To fire his pieces, Joens currently uses a pair of kilns with a few custom features. The heat comes from a weed burner attached to a propane tank that sticks into a hole on the side, and is stoked by a bathroom exhaust fan facing the hole.
Temperatures inside the cylindrical containers can reach well over 2,000 degrees.
“Since I use a gas burner, I can get different effects on the clay by dampening it or turning it up,” Joens said.
While in Duluth, Joens also used a huge kiln (big enough for a person to walk into) that boasted several shelves inside. He plans to reassemble it here next year.
“Then I’ll be able to fire lots of pieces at the same time,” he said, “and increase my production.”
Glazing a completed piece is what Joens considers the hardest aspect of his craft. The glaze basically forms a colored glass coating that adheres to the clay, and again, coming up with a suitable formula is crucial to a result.
“Making it is like making chocolate chip cookies,” Joens said. “It’s a little of this and a little of that – and of course, not everyone’s cookies taste the same. Sometimes it’s like being a mad scientist; I can just sit out here and try little batches and see how things turn out.”
When Joens sits down at the wheel to turn some clay, he typically has a mental picture of what he’s about to do. But he also knows the end result might not resemble that picture.
“You need to have something in mind when you start,” Joens said. “That doesn’t mean it’s going to end up like that, but you should be thinking of a vase or bowl or some sort of piece. And as I’m making it, I end up with colors or patterns in my head that might look good on it.

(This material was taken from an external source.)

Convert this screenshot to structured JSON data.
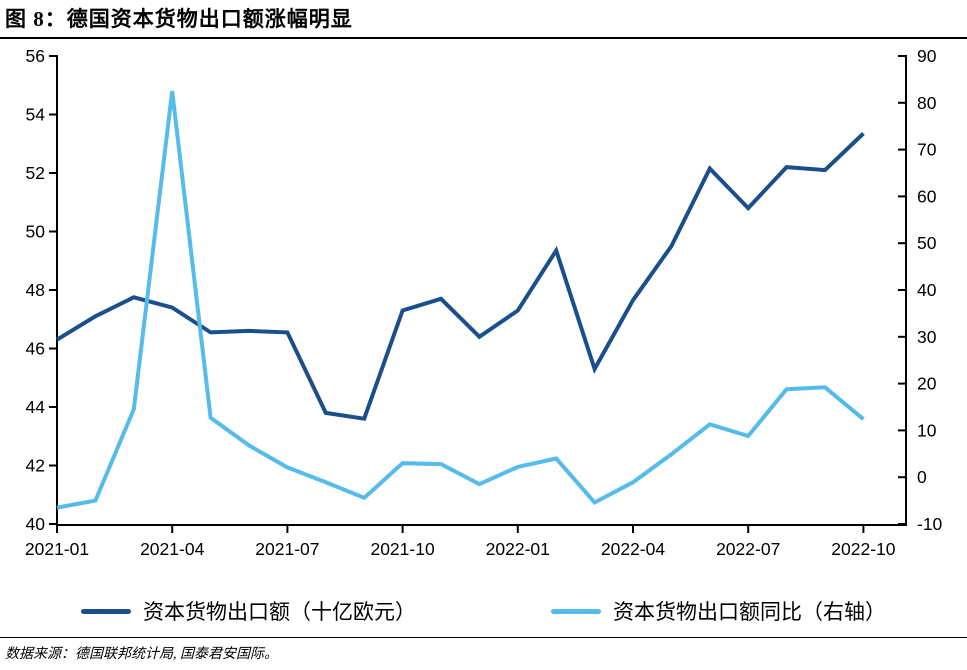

“You try to direct the clay, but sometimes it directs you.”
When it comes to paintings and other art, people differ in their tastes, but most would agree they know something good when they see it. In the end, Joens said, a good piece of pottery also has no clear definition.
“I know when I see it, too,” he said. “It’s about the shape and the texture, and the color can definitely be a big part of it. And sometimes a design can inspire a feeling.”

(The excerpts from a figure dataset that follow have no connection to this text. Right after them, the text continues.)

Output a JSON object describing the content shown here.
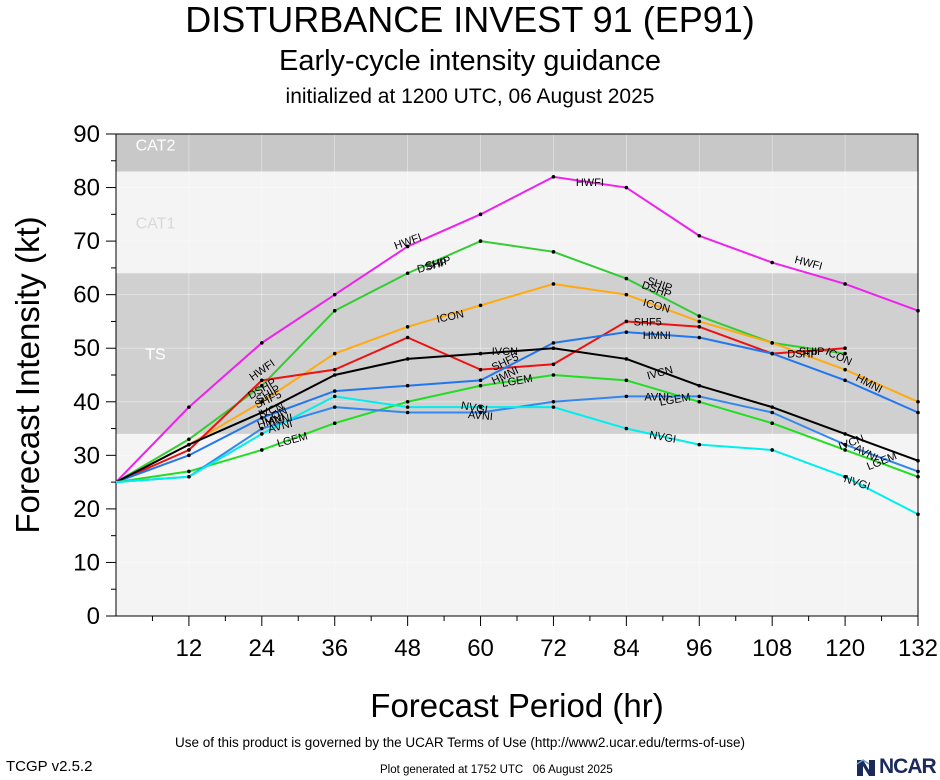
{
  "header": {
    "title": "DISTURBANCE INVEST 91 (EP91)",
    "subtitle": "Early-cycle intensity guidance",
    "init": "initialized at 1200 UTC, 06 August 2025"
  },
  "footer": {
    "terms": "Use of this product is governed by the UCAR Terms of Use (http://www2.ucar.edu/terms-of-use)",
    "version": "TCGP v2.5.2",
    "generated": "Plot generated at 1752 UTC   06 August 2025",
    "logo": "NCAR"
  },
  "chart_data": {
    "type": "line",
    "xlabel": "Forecast Period (hr)",
    "ylabel": "Forecast Intensity (kt)",
    "xlim": [
      0,
      132
    ],
    "ylim": [
      0,
      90
    ],
    "xticks": [
      12,
      24,
      36,
      48,
      60,
      72,
      84,
      96,
      108,
      120,
      132
    ],
    "yticks": [
      0,
      10,
      20,
      30,
      40,
      50,
      60,
      70,
      80,
      90
    ],
    "grid": true,
    "bands": [
      {
        "name": "CAT2",
        "from": 83,
        "to": 96,
        "color": "#c8c8c8"
      },
      {
        "name": "CAT1",
        "from": 64,
        "to": 83,
        "color": "#f4f4f4"
      },
      {
        "name": "TS",
        "from": 34,
        "to": 64,
        "color": "#d0d0d0"
      },
      {
        "name": "",
        "from": 0,
        "to": 34,
        "color": "#f4f4f4"
      }
    ],
    "x": [
      0,
      12,
      24,
      36,
      48,
      60,
      72,
      84,
      96,
      108,
      120,
      132
    ],
    "series": [
      {
        "name": "HWFI",
        "color": "#ee22ee",
        "values": [
          25,
          39,
          51,
          60,
          69,
          75,
          82,
          80,
          71,
          66,
          62,
          57
        ]
      },
      {
        "name": "DSHP",
        "color": "#33cc33",
        "values": [
          25,
          33,
          43,
          57,
          64,
          70,
          68,
          63,
          56,
          51,
          49,
          null
        ]
      },
      {
        "name": "ICON",
        "color": "#ffaa11",
        "values": [
          25,
          32,
          40,
          49,
          54,
          58,
          62,
          60,
          55,
          51,
          46,
          40
        ]
      },
      {
        "name": "SHF5",
        "color": "#ee1111",
        "values": [
          25,
          31,
          44,
          46,
          52,
          46,
          47,
          55,
          54,
          49,
          50,
          null
        ]
      },
      {
        "name": "HMNI",
        "color": "#2277ee",
        "values": [
          25,
          30,
          37,
          42,
          43,
          44,
          51,
          53,
          52,
          49,
          44,
          38
        ]
      },
      {
        "name": "IVCN",
        "color": "#000000",
        "values": [
          25,
          32,
          38,
          45,
          48,
          49,
          50,
          48,
          43,
          39,
          34,
          29
        ]
      },
      {
        "name": "LGEM",
        "color": "#22dd22",
        "values": [
          25,
          27,
          31,
          36,
          40,
          43,
          45,
          44,
          40,
          36,
          31,
          26
        ]
      },
      {
        "name": "AVNI",
        "color": "#3388ee",
        "values": [
          25,
          26,
          35,
          39,
          38,
          38,
          40,
          41,
          41,
          38,
          32,
          27
        ]
      },
      {
        "name": "NVGI",
        "color": "#00eeee",
        "values": [
          25,
          26,
          34,
          41,
          39,
          39,
          39,
          35,
          32,
          31,
          26,
          19
        ]
      }
    ],
    "labels": [
      {
        "series": "HWFI",
        "text": "HWFI",
        "x": 24,
        "y": 46,
        "angle": -35
      },
      {
        "series": "HWFI",
        "text": "HWFI",
        "x": 48,
        "y": 70,
        "angle": -20
      },
      {
        "series": "HWFI",
        "text": "HWFI",
        "x": 78,
        "y": 81,
        "angle": 0
      },
      {
        "series": "HWFI",
        "text": "HWFI",
        "x": 114,
        "y": 66,
        "angle": 15
      },
      {
        "series": "DSHP",
        "text": "DSHP",
        "x": 24,
        "y": 42.5,
        "angle": -30
      },
      {
        "series": "DSHP",
        "text": "DSHP",
        "x": 52,
        "y": 65.5,
        "angle": -15
      },
      {
        "series": "DSHP",
        "text": "DSHP",
        "x": 89,
        "y": 61,
        "angle": 20
      },
      {
        "series": "SHIP",
        "text": "SHIP",
        "x": 25,
        "y": 41.5,
        "angle": -30
      },
      {
        "series": "SHIP",
        "text": "SHIP",
        "x": 53,
        "y": 66,
        "angle": -15
      },
      {
        "series": "SHIP",
        "text": "SHIP",
        "x": 89.5,
        "y": 62,
        "angle": 18
      },
      {
        "series": "SHIP",
        "text": "SHIP",
        "x": 114.5,
        "y": 49.5,
        "angle": 0
      },
      {
        "series": "ICON",
        "text": "ICON",
        "x": 26,
        "y": 37.5,
        "angle": -25
      },
      {
        "series": "ICON",
        "text": "ICON",
        "x": 55,
        "y": 56,
        "angle": -12
      },
      {
        "series": "ICON",
        "text": "ICON",
        "x": 89,
        "y": 58,
        "angle": 15
      },
      {
        "series": "ICON",
        "text": "ICON",
        "x": 119,
        "y": 48.5,
        "angle": 25
      },
      {
        "series": "SHF5",
        "text": "SHF5",
        "x": 25,
        "y": 40.5,
        "angle": -25
      },
      {
        "series": "SHF5",
        "text": "SHF5",
        "x": 64,
        "y": 47.5,
        "angle": -25
      },
      {
        "series": "SHF5",
        "text": "SHF5",
        "x": 87.5,
        "y": 55,
        "angle": 0
      },
      {
        "series": "DSHP",
        "text": "DSHP",
        "x": 113,
        "y": 49,
        "angle": 0
      },
      {
        "series": "HMNI",
        "text": "HMNI",
        "x": 25.5,
        "y": 36.5,
        "angle": -18
      },
      {
        "series": "HMNI",
        "text": "HMNI",
        "x": 64,
        "y": 45,
        "angle": -25
      },
      {
        "series": "HMNI",
        "text": "HMNI",
        "x": 89,
        "y": 52.5,
        "angle": 0
      },
      {
        "series": "HMNI",
        "text": "HMNI",
        "x": 124,
        "y": 43.5,
        "angle": 28
      },
      {
        "series": "IVCN",
        "text": "IVCN",
        "x": 25.5,
        "y": 38.5,
        "angle": -20
      },
      {
        "series": "IVCN",
        "text": "IVCN",
        "x": 64,
        "y": 49.5,
        "angle": 0
      },
      {
        "series": "IVCN",
        "text": "IVCN",
        "x": 89.5,
        "y": 45.5,
        "angle": -15
      },
      {
        "series": "IVCN",
        "text": "IVCN",
        "x": 121,
        "y": 32.5,
        "angle": -20
      },
      {
        "series": "LGEM",
        "text": "LGEM",
        "x": 29,
        "y": 33,
        "angle": -15
      },
      {
        "series": "LGEM",
        "text": "LGEM",
        "x": 66,
        "y": 44,
        "angle": -10
      },
      {
        "series": "LGEM",
        "text": "LGEM",
        "x": 92,
        "y": 40.5,
        "angle": -10
      },
      {
        "series": "LGEM",
        "text": "LGEM",
        "x": 126,
        "y": 29,
        "angle": -22
      },
      {
        "series": "AVNI",
        "text": "AVNI",
        "x": 27,
        "y": 35.5,
        "angle": -15
      },
      {
        "series": "AVNI",
        "text": "AVNI",
        "x": 27,
        "y": 36.8,
        "angle": -10
      },
      {
        "series": "AVNI",
        "text": "AVNI",
        "x": 60,
        "y": 37.5,
        "angle": 5
      },
      {
        "series": "AVNI",
        "text": "AVNI",
        "x": 89,
        "y": 41,
        "angle": 0
      },
      {
        "series": "AVNI",
        "text": "AVNI",
        "x": 123.5,
        "y": 30.5,
        "angle": 28
      },
      {
        "series": "NVGI",
        "text": "NVGI",
        "x": 59,
        "y": 39,
        "angle": 10
      },
      {
        "series": "NVGI",
        "text": "NVGI",
        "x": 90,
        "y": 33.5,
        "angle": 10
      },
      {
        "series": "NVGI",
        "text": "NVGI",
        "x": 122,
        "y": 25,
        "angle": 18
      }
    ]
  }
}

Joens enjoys creating whimsical pieces, like jugs bearing faces or odd-looking creatures. He sometimes does custom pieces for companies or organizations, and for events like weddings, where his “love jugs” are popular.
Joens also enjoys sharing his talent with people wishing to learn. When he’s showing how to make a pot, he follows the “COPS” technique he was taught when he was a novice – center, open, pull, shape.

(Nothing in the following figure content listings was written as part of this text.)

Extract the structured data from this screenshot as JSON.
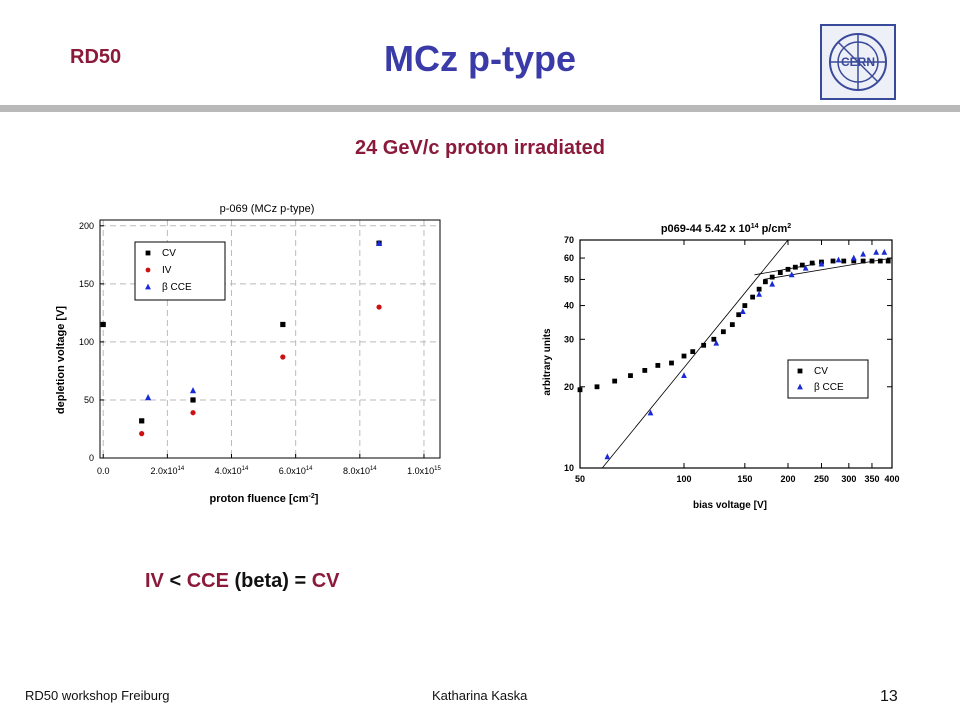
{
  "header": {
    "org": "RD50",
    "title": "MCz p-type"
  },
  "logo": {
    "text": "CERN",
    "icon": "cern-logo"
  },
  "subtitle": "24 GeV/c proton irradiated",
  "conclusion": {
    "a": "IV",
    "op1": " < ",
    "b": "CCE",
    "mid": " (beta) = ",
    "c": "CV"
  },
  "footer": {
    "left": "RD50 workshop Freiburg",
    "author": "Katharina Kaska",
    "page": "13"
  },
  "colors": {
    "accent": "#8b1a3a",
    "title": "#3a3aa8",
    "cv": "#000000",
    "iv": "#cc1111",
    "cce": "#1a2ad8"
  },
  "chart_data": [
    {
      "type": "scatter",
      "title": "p-069 (MCz p-type)",
      "xlabel": "proton fluence [cm",
      "xlabel_sup": "-2",
      "xlabel_end": "]",
      "ylabel": "depletion voltage [V]",
      "xlim": [
        -0.1,
        10.5
      ],
      "ylim": [
        0,
        205
      ],
      "x_scale_label": "×1e14",
      "x_ticks": [
        {
          "v": 0,
          "label": "0.0",
          "sup": ""
        },
        {
          "v": 2,
          "label": "2.0x10",
          "sup": "14"
        },
        {
          "v": 4,
          "label": "4.0x10",
          "sup": "14"
        },
        {
          "v": 6,
          "label": "6.0x10",
          "sup": "14"
        },
        {
          "v": 8,
          "label": "8.0x10",
          "sup": "14"
        },
        {
          "v": 10,
          "label": "1.0x10",
          "sup": "15"
        }
      ],
      "y_ticks": [
        0,
        50,
        100,
        150,
        200
      ],
      "legend": {
        "position": "top-left",
        "entries": [
          "CV",
          "IV",
          "β CCE"
        ]
      },
      "series": [
        {
          "name": "CV",
          "marker": "square",
          "points": [
            [
              0,
              115
            ],
            [
              1.2,
              32
            ],
            [
              2.8,
              50
            ],
            [
              5.6,
              115
            ],
            [
              8.6,
              185
            ]
          ]
        },
        {
          "name": "IV",
          "marker": "circle",
          "points": [
            [
              1.2,
              21
            ],
            [
              2.8,
              39
            ],
            [
              5.6,
              87
            ],
            [
              8.6,
              130
            ]
          ]
        },
        {
          "name": "β CCE",
          "marker": "triangle",
          "points": [
            [
              1.4,
              52
            ],
            [
              2.8,
              58
            ],
            [
              8.6,
              185
            ]
          ]
        }
      ],
      "grid": "dashed"
    },
    {
      "type": "scatter",
      "title": "p069-44 5.42 x 10",
      "title_sup": "14",
      "title_end": " p/cm",
      "title_sup2": "2",
      "xlabel": "bias voltage [V]",
      "ylabel": "arbitrary units",
      "scale": "log-log",
      "xlim": [
        50,
        400
      ],
      "ylim": [
        10,
        70
      ],
      "x_ticks": [
        {
          "v": 50,
          "label": "50"
        },
        {
          "v": 100,
          "label": "100"
        },
        {
          "v": 150,
          "label": "150"
        },
        {
          "v": 200,
          "label": "200"
        },
        {
          "v": 250,
          "label": "250"
        },
        {
          "v": 300,
          "label": "300"
        },
        {
          "v": 350,
          "label": "350"
        },
        {
          "v": 400,
          "label": "400"
        }
      ],
      "y_ticks": [
        10,
        20,
        30,
        40,
        50,
        60,
        70
      ],
      "legend": {
        "position": "bottom-right",
        "entries": [
          "CV",
          "β CCE"
        ]
      },
      "series": [
        {
          "name": "CV",
          "marker": "square",
          "points": [
            [
              50,
              19.5
            ],
            [
              56,
              20
            ],
            [
              63,
              21
            ],
            [
              70,
              22
            ],
            [
              77,
              23
            ],
            [
              84,
              24
            ],
            [
              92,
              24.5
            ],
            [
              100,
              26
            ],
            [
              106,
              27
            ],
            [
              114,
              28.5
            ],
            [
              122,
              30
            ],
            [
              130,
              32
            ],
            [
              138,
              34
            ],
            [
              144,
              37
            ],
            [
              150,
              40
            ],
            [
              158,
              43
            ],
            [
              165,
              46
            ],
            [
              172,
              49
            ],
            [
              180,
              51
            ],
            [
              190,
              53
            ],
            [
              200,
              54.5
            ],
            [
              210,
              55.5
            ],
            [
              220,
              56.5
            ],
            [
              235,
              57.5
            ],
            [
              250,
              58
            ],
            [
              270,
              58.5
            ],
            [
              290,
              58.5
            ],
            [
              310,
              58.5
            ],
            [
              330,
              58.5
            ],
            [
              350,
              58.5
            ],
            [
              370,
              58.5
            ],
            [
              390,
              58.5
            ]
          ]
        },
        {
          "name": "β CCE",
          "marker": "triangle",
          "points": [
            [
              60,
              11
            ],
            [
              80,
              16
            ],
            [
              100,
              22
            ],
            [
              124,
              29
            ],
            [
              148,
              38
            ],
            [
              165,
              44
            ],
            [
              180,
              48
            ],
            [
              205,
              52
            ],
            [
              225,
              55
            ],
            [
              250,
              57
            ],
            [
              280,
              59
            ],
            [
              310,
              60
            ],
            [
              330,
              62
            ],
            [
              360,
              63
            ],
            [
              380,
              63
            ]
          ]
        }
      ],
      "fit_lines": [
        {
          "x0": 58,
          "y0": 10,
          "x1": 200,
          "y1": 70
        },
        {
          "x0": 160,
          "y0": 52,
          "x1": 240,
          "y1": 57
        },
        {
          "x0": 170,
          "y0": 50,
          "x1": 400,
          "y1": 60
        }
      ]
    }
  ]
}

“I love teaching people,” Joens said. “I want this to be a fun place for people to come and enjoy themselves, and I welcome anyone who wants to come here for any reason.”
A sign bearing the Swan Lake Pottery name now hangs on the refurbished outbuilding that houses Joens’ studio – a structure that was once a chicken coop at the “old Killion place.” Cancer notwithstanding, Joens plans to continue keeping his creative juices flowing and “throwing” pots and other clay objects in the historic shack as long as he can.
“I feel my life is fulfilling itself,” he said. “I love doing this – it’s more like playing than working, because when you’re doing something you love it’s not work.”